A linguist interested in language origins thus concentrates on finding, among all the properties of language, the primary one that can lead to the emergence of the rest of the properties as well as language itself. Bickerton’s book, Adam’s Tongue, reflects this attitude quite clearly. He first thought syntax was the property without which language cannot exist, but changed his mind. He thought it might be symbolism but came to focus on displacement, the capacity to talk about something outside the here and now, something we can imagine rather than perceive.
Personally, I am quite sympathetic to this idea that imagination is central to being human. My last three books have all been examinations of scientific imagination and how it works. But from the perspective of a investigator into speech origins, I’m dubious. Language can talk about the here and the now, but that is a quibble. More important is that evolution builds on organs or actions not properties. Something working had to appear.
A linguist like Bickerton knows perfectly well that evolution selects organs and actions for their functionality, and part of his anguish has been looking for an abstract property of language that might be selected for its function. He is very aware of the logical difficulty: language is an abstraction whose properties are only useful as part of whole, but evolution does not produce novelties whose complex parts have no value outside the whole. Therefore, language could not evolve.

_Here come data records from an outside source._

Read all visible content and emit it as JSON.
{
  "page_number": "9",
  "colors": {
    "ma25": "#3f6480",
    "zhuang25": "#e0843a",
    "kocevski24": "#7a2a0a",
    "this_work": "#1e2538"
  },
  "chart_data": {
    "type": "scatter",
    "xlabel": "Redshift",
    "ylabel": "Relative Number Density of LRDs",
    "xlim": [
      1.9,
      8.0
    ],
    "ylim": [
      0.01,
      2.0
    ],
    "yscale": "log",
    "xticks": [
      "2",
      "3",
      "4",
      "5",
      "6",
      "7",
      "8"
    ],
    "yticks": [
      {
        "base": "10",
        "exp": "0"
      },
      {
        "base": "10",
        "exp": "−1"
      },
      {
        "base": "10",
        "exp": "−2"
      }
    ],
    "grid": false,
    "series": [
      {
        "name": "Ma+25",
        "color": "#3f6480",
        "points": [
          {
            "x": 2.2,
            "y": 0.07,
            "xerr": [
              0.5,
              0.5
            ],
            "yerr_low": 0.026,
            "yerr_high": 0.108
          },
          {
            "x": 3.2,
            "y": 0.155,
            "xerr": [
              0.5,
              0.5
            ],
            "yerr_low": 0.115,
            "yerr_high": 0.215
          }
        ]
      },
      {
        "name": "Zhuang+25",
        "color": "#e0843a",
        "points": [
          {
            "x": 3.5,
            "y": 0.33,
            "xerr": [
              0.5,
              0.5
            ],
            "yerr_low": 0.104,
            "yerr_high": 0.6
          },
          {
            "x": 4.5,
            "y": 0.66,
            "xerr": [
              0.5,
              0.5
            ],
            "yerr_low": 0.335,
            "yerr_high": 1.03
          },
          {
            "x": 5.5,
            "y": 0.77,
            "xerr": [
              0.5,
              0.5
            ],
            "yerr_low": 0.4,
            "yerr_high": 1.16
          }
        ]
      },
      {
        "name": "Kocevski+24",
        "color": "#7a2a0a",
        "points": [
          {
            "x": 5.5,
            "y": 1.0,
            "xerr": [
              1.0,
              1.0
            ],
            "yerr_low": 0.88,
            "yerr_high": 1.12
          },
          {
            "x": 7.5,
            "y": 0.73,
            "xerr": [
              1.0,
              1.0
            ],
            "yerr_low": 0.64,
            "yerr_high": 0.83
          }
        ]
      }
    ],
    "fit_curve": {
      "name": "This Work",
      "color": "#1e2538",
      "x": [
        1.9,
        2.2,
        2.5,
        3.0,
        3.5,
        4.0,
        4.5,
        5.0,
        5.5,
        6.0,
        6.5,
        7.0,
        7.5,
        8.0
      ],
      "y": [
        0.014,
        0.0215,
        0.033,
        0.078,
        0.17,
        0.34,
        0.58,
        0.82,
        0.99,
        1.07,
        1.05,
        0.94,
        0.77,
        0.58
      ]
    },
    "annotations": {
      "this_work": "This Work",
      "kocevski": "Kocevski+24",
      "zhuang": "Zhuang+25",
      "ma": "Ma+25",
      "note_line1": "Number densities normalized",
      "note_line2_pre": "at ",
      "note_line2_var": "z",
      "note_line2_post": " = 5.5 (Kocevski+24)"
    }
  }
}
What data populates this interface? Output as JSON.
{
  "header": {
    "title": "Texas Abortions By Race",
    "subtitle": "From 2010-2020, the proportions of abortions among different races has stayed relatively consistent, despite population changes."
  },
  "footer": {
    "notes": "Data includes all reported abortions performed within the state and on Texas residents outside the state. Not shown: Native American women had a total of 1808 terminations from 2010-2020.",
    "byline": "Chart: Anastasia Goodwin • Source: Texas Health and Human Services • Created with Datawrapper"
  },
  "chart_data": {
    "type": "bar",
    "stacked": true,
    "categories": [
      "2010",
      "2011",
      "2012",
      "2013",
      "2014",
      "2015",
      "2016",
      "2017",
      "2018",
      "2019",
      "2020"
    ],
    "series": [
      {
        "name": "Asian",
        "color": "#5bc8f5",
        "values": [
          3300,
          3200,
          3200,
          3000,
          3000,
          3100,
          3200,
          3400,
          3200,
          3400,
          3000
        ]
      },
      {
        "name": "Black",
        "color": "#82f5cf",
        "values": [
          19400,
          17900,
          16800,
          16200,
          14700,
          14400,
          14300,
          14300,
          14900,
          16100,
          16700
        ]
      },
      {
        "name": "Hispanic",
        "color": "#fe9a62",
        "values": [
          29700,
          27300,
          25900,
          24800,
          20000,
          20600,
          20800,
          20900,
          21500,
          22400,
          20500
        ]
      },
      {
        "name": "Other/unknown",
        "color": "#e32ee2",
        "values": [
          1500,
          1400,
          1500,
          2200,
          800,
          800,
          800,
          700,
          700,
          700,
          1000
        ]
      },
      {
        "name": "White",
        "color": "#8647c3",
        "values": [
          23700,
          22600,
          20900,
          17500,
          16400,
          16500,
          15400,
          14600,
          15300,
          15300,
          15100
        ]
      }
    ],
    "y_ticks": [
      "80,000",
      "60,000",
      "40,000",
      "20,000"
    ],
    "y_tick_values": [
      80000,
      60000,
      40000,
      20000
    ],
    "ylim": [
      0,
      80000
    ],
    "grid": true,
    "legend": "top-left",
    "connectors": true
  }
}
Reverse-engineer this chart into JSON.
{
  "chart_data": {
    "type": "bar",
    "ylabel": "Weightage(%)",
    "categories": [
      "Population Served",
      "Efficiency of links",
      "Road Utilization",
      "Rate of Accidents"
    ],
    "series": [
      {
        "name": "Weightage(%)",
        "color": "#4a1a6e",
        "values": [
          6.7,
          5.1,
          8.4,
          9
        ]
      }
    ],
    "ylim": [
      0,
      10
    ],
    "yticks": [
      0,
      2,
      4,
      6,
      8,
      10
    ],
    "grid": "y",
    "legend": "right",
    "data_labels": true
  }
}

Bickerton hopes he has found a way out of the conundrum. Whether he has or has not appears to be a matter of taste. Are you persuaded by the argument? If yes, good; if you have questions, there are neither fossils nor thought experiments to help resolve the matter.
Bickerton’s conundrum disappears if you come at the problem from the other end. Speech is a behavior with many functions, but the functions do not depend on one another in order to exist. They depend on the behavior. I can call to somebody without having syntax, or I can make a grammatical announcement without having symbolism, or I can engage in a marriage ritual without punning.
Bickerton, by the way, knows perfectly that what evolved was a behavior and the behavior was selected for its functionality. But he has been stuck with his linguist’s conundrum. The irony has come full circle. Saussure gave linguists a view of language that ensured that linguists and only linguists would study it, and now they are trapped with a definition that elbows out the contributions of biologists, paleontologists, or anybody else.
I am not a linguist, so my blog pays much more attention to things like vocalization, perception, and attention—things that everyone knows are absolutely essential to speech, but which have no place in the linguist’s formal analysis. In my view, speech emerged from very old capacities that were organized in a new way to give those old abilities a new function. On this blog language is defined as a means of perceiving by other means. It pilots joint attention to produce a shared perception.
And what about displacement, the capacity to speak and think about things that are not present and may not even exist? Sure, that’s a major function of language, although I doubt it was the original one. When I imagine my mother’s face I use the same visual cortex that I used when she was alive and I looked at her face. It’s a neat perceptual trick, but nothing miraculous.